Joe Palca of NPR Wins 2008 Victor Cohn Prize for Excellence in Medical Science Reporting

Joe Palca, science correspondent for National Public Radio, has been named to receive the 2008 Victor Cohn Prize for Excellence in Medical Science Reporting for his outstanding, insightful coverage of a wide range of medical topics.

In enterprising stories on genetic diagnosis and testing, stem-cell research, the 50th anniversary of the polio vaccine, and neglected global diseases such as hookworm, Palca turned complex science reporting into easily accessible human narratives with a powerful impact.

The judges were highly impressed by a series of pieces Palca did in 2006, in which he looked back at stories he had reported 10 years earlier to see how then-promising lines of medical research had progressed. This journalistic re-assessment served to illuminate the difficulties and challenges of scientific research.

The annual prize, for a body of work published or broadcast within the last five years, was established in 2000 by the Council for the Advancement of Science Writing, a non-profit organization of journalists and scientists committed to improving the quality of science news reaching the public.

The prize, consisting of a $3,000 check and a certificate, will be presented in Palo Alto, California on Oct. 26, 2008 at an awards dinner held jointly by CASW and the National Association of Science Writers in conjunction with NASW’s professional training workshops and CASW’s 46th annual New Horizons in Science briefing for reporters at Stanford University

In her nominating letter, Professor Deborah Blum of the University of Wisconsin, a Pulitzer Prize winner and a past president of the National Association of Science Writers, said that Palca “makes medical science come alive. He tackles common subjects with fresh perspectives and covers important stories overlooked by the majority of the media. His work has remained innovative throughout a long career; he combines a gift for story telling with a strong journalistic talent for thorough reporting.” Blum is a CASW board member.

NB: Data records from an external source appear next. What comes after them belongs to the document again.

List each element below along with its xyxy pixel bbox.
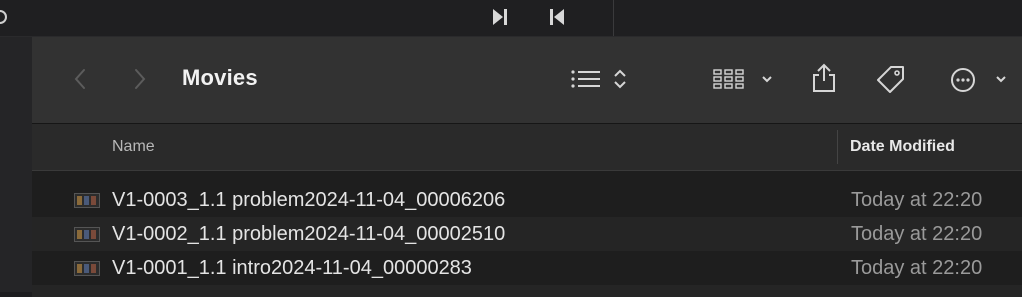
list-item[interactable]: V1-0001_1.1 intro2024-11-04_00000283 Tod… bbox=[32, 251, 1022, 285]
video-file-icon bbox=[74, 261, 100, 276]
list-item[interactable]: V1-0002_1.1 problem2024-11-04_00002510 T… bbox=[32, 217, 1022, 251]
file-name: V1-0001_1.1 intro2024-11-04_00000283 bbox=[112, 257, 472, 279]
file-date: Today at 22:20 bbox=[851, 223, 983, 245]
video-file-icon bbox=[74, 227, 100, 242]
skip-back-icon[interactable] bbox=[546, 6, 568, 28]
toolbar: Movies bbox=[32, 37, 1022, 124]
back-chevron-icon[interactable] bbox=[68, 65, 92, 93]
column-header: Name Date Modified bbox=[32, 124, 1022, 171]
chevron-down-icon[interactable] bbox=[760, 71, 774, 87]
grid-view-icon[interactable] bbox=[712, 67, 746, 91]
column-date-modified-header[interactable]: Date Modified bbox=[850, 138, 955, 156]
list-item[interactable]: V1-0003_1.1 problem2024-11-04_00006206 T… bbox=[32, 183, 1022, 217]
partial-circle-icon bbox=[0, 6, 10, 28]
file-name: V1-0002_1.1 problem2024-11-04_00002510 bbox=[112, 223, 506, 245]
chevron-down-icon[interactable] bbox=[994, 71, 1008, 87]
finder-window: Movies Name Date Modified V1-0003_1.1 pr… bbox=[32, 37, 1022, 297]
file-name: V1-0003_1.1 problem2024-11-04_00006206 bbox=[112, 189, 506, 211]
sort-arrows-icon[interactable] bbox=[612, 67, 628, 91]
left-sidebar-edge bbox=[0, 37, 33, 292]
list-item[interactable] bbox=[32, 285, 1022, 297]
column-name-header[interactable]: Name bbox=[112, 138, 155, 156]
list-view-icon[interactable] bbox=[570, 67, 602, 91]
share-icon[interactable] bbox=[810, 61, 838, 95]
topbar-divider bbox=[613, 0, 614, 36]
window-title: Movies bbox=[182, 65, 258, 90]
tag-icon[interactable] bbox=[874, 63, 908, 97]
file-date: Today at 22:20 bbox=[851, 257, 983, 279]
file-list: V1-0003_1.1 problem2024-11-04_00006206 T… bbox=[32, 183, 1022, 297]
video-file-icon bbox=[74, 193, 100, 208]
column-divider[interactable] bbox=[837, 130, 838, 164]
file-date: Today at 22:20 bbox=[851, 189, 983, 211]
more-icon[interactable] bbox=[948, 65, 978, 95]
forward-chevron-icon[interactable] bbox=[128, 65, 152, 93]
skip-forward-icon[interactable] bbox=[489, 6, 511, 28]
top-bar bbox=[0, 0, 1022, 37]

Palca, who holds a doctorate in psychology from the University of California in Santa Cruz, began his journalism career in television in 1982, working as a health producer for the CBS affiliate in Washington, D.C. In 1986, he left broadcasting for a seven-year stint as a print journalist, initially as the Washington news editor for Nature and then as senior correspondent for Science magazine. He joined NPR in 1993. Palca served as president of NASW during 1999-2000.

This year’s entries were judged by Mariette DiChristina, president-elect of NASW and executive editor of Scientific American; CASW President Cristine Russell, a freelance writer and fellow at Harvard’s Kennedy School of Government; and Paul Raeburn, a New York City-based journalist and author and the New Horizons program director; and Ben Patrusky, CASW’s executive director.

This marks the eighth presentation of the Cohn Prize for Excellence in Medical Science Reporting. The inaugural award was shared by Laurie Garrett of Newsday and Lawrence K. Altman of The New York Times. Subsequent recipients were Jon Palfreman, a public television documentarian; Daniel Q. Haney, former medical editor of The Associated Press; Shannon Brownlee, a widely published magazine and newspaper journalist; Michelle Trudeau of National Public Radio; and Rick Weiss of the Washington Post; Jerome Groopman of The New Yorker; and Geeta Anand of the Wall Street Journal.

The award honors the late Washington Post medical writer Victor Cohn, who distinguished himself by the clarity, honesty and effectiveness of his reporting during a 50-year career. He was also a co-founder in 1959 of the Council for the Advancement of Science Writing.